The crux has some obvious mirrors: in theories of subjective
'intersectionality,' on the one hand, and in the relentless babble about
people 'who work at the intersection' of X, Y, and (increasingly, as
everything is these day) often a Z. Those theories differ in part in
which geometric elements they take as primary: points, boundaries,
areas.
It should be obvious that all of this rhetoric is, on a basic level, at
least tacitly visual: it's partly a vestige of techniques of teaching
mathematics. The trick, as with a lot of 'technology'-related discourses
now, is that what it describes is both imaginary and real: imaginary in
the sense that we insist on evaluating them qualitatively, and real in
the sense that that same growing mathematical literacy is a precondition
of — and driver or — rapid technological advance.
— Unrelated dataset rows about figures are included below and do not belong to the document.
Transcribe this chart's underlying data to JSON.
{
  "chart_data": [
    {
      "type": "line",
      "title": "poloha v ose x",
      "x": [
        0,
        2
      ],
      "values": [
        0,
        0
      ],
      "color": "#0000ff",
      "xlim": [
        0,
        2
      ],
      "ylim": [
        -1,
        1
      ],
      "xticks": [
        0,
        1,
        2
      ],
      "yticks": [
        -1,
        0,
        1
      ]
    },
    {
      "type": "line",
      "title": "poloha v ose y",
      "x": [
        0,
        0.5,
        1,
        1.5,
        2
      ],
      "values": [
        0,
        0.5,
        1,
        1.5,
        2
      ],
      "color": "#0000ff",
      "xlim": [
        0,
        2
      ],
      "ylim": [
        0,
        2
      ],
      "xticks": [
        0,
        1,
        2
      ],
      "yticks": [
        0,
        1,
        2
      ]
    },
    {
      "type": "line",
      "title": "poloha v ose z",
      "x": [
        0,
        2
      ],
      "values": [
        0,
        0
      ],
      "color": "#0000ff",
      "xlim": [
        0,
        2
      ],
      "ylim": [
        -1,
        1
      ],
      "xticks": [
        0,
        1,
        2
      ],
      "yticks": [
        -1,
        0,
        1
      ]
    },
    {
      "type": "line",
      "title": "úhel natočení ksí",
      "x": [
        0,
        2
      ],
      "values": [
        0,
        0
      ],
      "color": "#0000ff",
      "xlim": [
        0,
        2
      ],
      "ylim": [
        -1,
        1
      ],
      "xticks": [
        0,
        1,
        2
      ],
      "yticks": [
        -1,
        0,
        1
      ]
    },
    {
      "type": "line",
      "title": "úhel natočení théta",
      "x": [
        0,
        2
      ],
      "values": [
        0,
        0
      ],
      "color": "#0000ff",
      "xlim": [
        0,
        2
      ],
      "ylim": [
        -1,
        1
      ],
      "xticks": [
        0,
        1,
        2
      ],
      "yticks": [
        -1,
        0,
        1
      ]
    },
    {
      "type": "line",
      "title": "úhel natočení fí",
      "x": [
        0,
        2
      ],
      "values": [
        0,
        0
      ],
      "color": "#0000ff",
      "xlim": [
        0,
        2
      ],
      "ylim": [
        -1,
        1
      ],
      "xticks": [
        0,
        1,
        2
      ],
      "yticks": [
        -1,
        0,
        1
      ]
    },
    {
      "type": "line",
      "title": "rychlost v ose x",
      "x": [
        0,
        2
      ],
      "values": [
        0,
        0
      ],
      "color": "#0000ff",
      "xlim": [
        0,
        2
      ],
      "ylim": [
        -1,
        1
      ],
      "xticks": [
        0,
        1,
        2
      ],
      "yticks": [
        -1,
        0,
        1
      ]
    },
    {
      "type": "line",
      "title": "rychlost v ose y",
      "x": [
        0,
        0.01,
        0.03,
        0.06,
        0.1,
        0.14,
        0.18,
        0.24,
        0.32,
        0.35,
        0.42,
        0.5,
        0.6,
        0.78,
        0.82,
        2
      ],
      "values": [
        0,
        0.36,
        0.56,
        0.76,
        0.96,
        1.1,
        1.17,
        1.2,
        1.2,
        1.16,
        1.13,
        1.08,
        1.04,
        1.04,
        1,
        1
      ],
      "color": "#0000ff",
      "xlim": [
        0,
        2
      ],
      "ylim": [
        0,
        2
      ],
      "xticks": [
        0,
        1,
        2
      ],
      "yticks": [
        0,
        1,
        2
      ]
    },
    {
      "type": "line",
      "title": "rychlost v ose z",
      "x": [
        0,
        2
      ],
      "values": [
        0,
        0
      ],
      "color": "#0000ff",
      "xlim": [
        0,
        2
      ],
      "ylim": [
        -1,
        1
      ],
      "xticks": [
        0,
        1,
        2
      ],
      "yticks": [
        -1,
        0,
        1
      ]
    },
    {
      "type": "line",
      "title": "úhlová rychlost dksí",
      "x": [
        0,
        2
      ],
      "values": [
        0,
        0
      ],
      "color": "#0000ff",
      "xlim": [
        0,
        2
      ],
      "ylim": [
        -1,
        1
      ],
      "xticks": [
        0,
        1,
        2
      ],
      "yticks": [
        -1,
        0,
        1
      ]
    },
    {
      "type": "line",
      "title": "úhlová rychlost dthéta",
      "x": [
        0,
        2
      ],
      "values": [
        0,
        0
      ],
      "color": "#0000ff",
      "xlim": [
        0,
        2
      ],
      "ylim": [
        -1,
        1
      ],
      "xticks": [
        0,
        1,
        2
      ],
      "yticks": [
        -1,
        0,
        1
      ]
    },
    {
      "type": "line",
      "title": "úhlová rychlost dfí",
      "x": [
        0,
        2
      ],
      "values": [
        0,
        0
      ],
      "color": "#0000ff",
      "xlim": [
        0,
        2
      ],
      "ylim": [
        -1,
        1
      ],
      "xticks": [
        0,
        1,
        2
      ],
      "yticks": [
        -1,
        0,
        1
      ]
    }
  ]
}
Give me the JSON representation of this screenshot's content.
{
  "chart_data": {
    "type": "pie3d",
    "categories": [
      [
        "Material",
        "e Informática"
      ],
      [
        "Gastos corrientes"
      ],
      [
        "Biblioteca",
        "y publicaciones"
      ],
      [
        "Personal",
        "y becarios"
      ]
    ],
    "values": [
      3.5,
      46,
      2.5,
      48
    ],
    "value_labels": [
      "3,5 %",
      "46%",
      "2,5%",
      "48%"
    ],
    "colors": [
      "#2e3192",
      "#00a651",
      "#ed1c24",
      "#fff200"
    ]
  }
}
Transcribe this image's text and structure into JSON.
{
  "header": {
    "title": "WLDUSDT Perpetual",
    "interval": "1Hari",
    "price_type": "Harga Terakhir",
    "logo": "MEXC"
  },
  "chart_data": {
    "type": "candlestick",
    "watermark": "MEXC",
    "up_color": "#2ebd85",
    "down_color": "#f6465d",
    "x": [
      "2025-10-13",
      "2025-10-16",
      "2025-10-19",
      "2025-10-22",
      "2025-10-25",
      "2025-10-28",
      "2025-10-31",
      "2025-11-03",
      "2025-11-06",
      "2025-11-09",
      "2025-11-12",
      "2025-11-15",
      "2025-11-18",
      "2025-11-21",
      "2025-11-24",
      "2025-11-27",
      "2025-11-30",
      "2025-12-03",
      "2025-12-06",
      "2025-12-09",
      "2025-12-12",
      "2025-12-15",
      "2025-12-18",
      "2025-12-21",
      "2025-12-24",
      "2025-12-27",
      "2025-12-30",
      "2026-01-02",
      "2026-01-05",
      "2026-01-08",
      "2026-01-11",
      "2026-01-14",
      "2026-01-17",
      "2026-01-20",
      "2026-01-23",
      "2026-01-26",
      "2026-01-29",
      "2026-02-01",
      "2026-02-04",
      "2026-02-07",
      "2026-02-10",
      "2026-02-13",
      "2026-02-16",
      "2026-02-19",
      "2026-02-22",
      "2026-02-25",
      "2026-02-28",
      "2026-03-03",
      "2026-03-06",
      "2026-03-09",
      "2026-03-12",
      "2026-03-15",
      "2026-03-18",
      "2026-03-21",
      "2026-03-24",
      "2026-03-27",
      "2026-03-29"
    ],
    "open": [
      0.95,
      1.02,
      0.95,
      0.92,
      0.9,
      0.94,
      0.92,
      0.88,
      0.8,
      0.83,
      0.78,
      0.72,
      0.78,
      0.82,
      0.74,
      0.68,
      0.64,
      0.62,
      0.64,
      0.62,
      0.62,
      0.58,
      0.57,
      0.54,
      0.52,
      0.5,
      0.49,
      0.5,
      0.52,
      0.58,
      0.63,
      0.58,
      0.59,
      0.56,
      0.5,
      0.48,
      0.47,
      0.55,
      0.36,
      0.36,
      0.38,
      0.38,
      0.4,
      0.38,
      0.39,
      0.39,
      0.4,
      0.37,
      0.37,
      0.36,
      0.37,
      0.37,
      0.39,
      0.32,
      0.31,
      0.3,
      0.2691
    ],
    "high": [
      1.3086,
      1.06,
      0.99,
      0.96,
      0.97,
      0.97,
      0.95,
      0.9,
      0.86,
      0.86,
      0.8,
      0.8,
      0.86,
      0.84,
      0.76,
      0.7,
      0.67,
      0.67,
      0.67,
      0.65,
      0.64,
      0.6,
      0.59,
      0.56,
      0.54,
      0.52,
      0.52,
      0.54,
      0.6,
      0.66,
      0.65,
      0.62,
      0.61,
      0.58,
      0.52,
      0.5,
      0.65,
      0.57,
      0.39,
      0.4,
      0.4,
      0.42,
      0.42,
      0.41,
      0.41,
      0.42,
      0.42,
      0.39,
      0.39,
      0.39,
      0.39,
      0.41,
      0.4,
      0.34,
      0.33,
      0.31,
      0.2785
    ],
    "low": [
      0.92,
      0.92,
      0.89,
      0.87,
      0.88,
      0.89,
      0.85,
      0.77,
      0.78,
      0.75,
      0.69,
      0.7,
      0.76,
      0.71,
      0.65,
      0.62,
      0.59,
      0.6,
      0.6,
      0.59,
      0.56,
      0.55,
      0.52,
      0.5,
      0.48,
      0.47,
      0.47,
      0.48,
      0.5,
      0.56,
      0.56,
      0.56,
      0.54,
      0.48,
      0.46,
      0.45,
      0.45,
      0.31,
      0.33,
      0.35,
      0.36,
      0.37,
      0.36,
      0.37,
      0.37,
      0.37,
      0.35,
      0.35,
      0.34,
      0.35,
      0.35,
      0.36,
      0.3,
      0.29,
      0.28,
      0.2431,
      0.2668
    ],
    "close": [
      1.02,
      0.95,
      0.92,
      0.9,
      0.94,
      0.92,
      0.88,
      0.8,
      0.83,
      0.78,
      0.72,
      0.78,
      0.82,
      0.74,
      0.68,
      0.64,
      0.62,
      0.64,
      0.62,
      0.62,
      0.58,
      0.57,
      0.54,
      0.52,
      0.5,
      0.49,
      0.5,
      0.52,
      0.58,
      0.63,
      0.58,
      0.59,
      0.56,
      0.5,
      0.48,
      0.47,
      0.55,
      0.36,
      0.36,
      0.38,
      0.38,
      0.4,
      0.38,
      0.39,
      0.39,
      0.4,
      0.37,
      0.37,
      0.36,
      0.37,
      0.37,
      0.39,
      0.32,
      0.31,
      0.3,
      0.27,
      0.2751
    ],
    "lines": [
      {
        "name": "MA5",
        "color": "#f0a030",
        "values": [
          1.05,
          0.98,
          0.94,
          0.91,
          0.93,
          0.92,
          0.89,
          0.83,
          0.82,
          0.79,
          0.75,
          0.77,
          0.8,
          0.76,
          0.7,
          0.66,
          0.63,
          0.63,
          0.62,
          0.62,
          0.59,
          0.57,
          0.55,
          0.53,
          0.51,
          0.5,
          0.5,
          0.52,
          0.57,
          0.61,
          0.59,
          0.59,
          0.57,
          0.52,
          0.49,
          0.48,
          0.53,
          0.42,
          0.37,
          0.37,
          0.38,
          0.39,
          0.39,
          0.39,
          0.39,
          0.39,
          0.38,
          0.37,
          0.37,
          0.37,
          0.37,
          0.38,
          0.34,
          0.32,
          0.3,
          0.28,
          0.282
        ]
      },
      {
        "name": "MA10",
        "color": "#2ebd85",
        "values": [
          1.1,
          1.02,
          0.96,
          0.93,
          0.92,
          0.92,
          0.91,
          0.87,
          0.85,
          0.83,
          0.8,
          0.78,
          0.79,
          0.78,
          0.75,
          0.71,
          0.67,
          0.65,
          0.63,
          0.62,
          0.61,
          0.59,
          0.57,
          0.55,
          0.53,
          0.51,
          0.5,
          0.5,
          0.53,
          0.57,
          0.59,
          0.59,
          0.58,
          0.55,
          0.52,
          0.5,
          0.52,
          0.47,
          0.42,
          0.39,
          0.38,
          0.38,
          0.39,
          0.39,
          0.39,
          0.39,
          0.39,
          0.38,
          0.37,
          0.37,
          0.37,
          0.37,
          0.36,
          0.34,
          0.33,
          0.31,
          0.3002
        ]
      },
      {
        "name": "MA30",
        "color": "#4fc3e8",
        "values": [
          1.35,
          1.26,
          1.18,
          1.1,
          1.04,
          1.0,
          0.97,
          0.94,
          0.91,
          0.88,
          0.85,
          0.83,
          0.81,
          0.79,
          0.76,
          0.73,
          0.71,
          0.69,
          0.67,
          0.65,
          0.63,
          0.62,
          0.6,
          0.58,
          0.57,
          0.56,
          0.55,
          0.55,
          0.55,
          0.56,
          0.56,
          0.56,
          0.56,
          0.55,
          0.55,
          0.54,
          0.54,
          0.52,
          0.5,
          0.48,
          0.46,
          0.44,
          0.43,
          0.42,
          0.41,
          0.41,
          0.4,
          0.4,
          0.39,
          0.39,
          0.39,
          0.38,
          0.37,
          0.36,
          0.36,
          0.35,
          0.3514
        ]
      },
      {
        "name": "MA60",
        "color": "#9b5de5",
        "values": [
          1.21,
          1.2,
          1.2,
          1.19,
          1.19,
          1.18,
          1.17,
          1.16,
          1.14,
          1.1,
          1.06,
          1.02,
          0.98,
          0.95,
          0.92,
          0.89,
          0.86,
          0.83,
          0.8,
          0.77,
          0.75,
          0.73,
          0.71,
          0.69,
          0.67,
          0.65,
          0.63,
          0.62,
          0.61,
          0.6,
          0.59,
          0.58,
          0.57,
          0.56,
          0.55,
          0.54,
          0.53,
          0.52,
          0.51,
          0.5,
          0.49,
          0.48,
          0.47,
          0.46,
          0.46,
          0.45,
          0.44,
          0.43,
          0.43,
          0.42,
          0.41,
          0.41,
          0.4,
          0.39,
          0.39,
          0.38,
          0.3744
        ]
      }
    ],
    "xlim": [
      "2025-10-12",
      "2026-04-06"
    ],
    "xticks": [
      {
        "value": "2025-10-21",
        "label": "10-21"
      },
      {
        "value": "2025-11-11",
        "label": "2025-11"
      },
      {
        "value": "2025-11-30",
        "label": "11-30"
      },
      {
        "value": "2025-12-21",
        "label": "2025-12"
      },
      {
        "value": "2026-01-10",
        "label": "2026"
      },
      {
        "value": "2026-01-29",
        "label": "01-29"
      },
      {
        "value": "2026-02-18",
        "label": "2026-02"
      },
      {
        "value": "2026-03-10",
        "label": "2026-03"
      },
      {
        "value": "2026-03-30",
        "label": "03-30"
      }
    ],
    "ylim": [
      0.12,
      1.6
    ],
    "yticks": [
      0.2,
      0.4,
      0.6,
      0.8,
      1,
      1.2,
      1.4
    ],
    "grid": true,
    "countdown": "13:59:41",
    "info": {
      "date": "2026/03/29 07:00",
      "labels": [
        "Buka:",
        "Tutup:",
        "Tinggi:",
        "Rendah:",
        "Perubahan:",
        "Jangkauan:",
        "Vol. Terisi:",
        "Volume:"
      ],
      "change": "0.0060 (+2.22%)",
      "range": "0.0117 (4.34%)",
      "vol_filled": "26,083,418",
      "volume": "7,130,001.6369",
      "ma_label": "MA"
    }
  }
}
The result is a
sort of a feedback loop in which secular data and sacred ideas amplify
each other: Google drives around producing views of the 'street,' Uber
drives around producing a God's-eye-views, and the oscillation between
these two frames of reference drives people insane. In the absence of a
clear ground, we run around manufacturing them to explain who were are,
what we do, what things are, and most of all where we're going
individually and collectively.
But back to your point about China:
The main difference here lies in how deliberate the activity is. The
premise of the theory of the anthropocene is that, for decades or
centuries or even millennia, depending on who you talk to, we know not
we do — but face the externalities of the fact that we did it. But
China's actions are different, because they're planned — they know
exactly what they're doing in the myopic engineering sense:
internality-wise. But the just-add-water ecological catastrophes that
have happened elsewhere in China strongly suggest that, when it comes to
the externalities, they either don't know or don't care. Or, worse,
both: they don't know *and* they don't care. That places them squarely
in line with the centuries-long behavior of previously developed
countries (PDCs?) — a historical continuity, as opposed to the
discontinuity that lies at the heart of the historical trope of the
crisis, which is a form of rupture.
So where is the rupture here, actually? Is it in the scale of the
activity? Or in the fact that a nation-state is pursuing it? Again,
there are precedents — Stalin's White Sea–Baltic Canal, the US Amy
Corps of Engineers efforts to change the course(s) of the Mississippi
River, even the ways the Dutch have played with their coastlines, even
military strategies to despoil entire landscapes — that suggest
continuity.
Pointing out continuities is often a crypto-strategy for dismissing a
question: same old, same shit, etc. That's not my point at all. There's
no question that our ability to operate 'at scale' can reach a point
that threatens the viability of the planet. The question is whether we
*have already done so* — and it's mainly a question because a suspect
set of actors benefit from a feedback loop in which they pay out some of
their profits to promote 'questions' about the effects of their revenues
sources — a FAKE question, basically.
But, even so, I think we need to step away from all this talk about
*topias: utopia, dystopia, etc. Better to focus on the 'topes'
themselves than the evaluative prefixes. It's also helpful because doing
so gives us a more solid ground to think about what's going on. But it's
also tricky because it tends to disaggregate these activities and imply
that some of them might be necessary or even beneficial.
Cheers
Ted
On 26 Mar 2018, at 9:59, Felix Stalder wrote:
The drive towards geo-engineering is gather pace. It's hard to see
this
as anything but dystopic. A kind of autonomous vehicle problem wright
large. And this problem goes like this: If the system detects two bads
(e.g. driving over an pedestrian or steering the car into a wall)
which
one does it take? Now, if we change the weather patterns, whose
weather
should improve? OK, it's not a zero-sum game like in the car accident
situation, but I doubt that this is an unambiguous win-win either.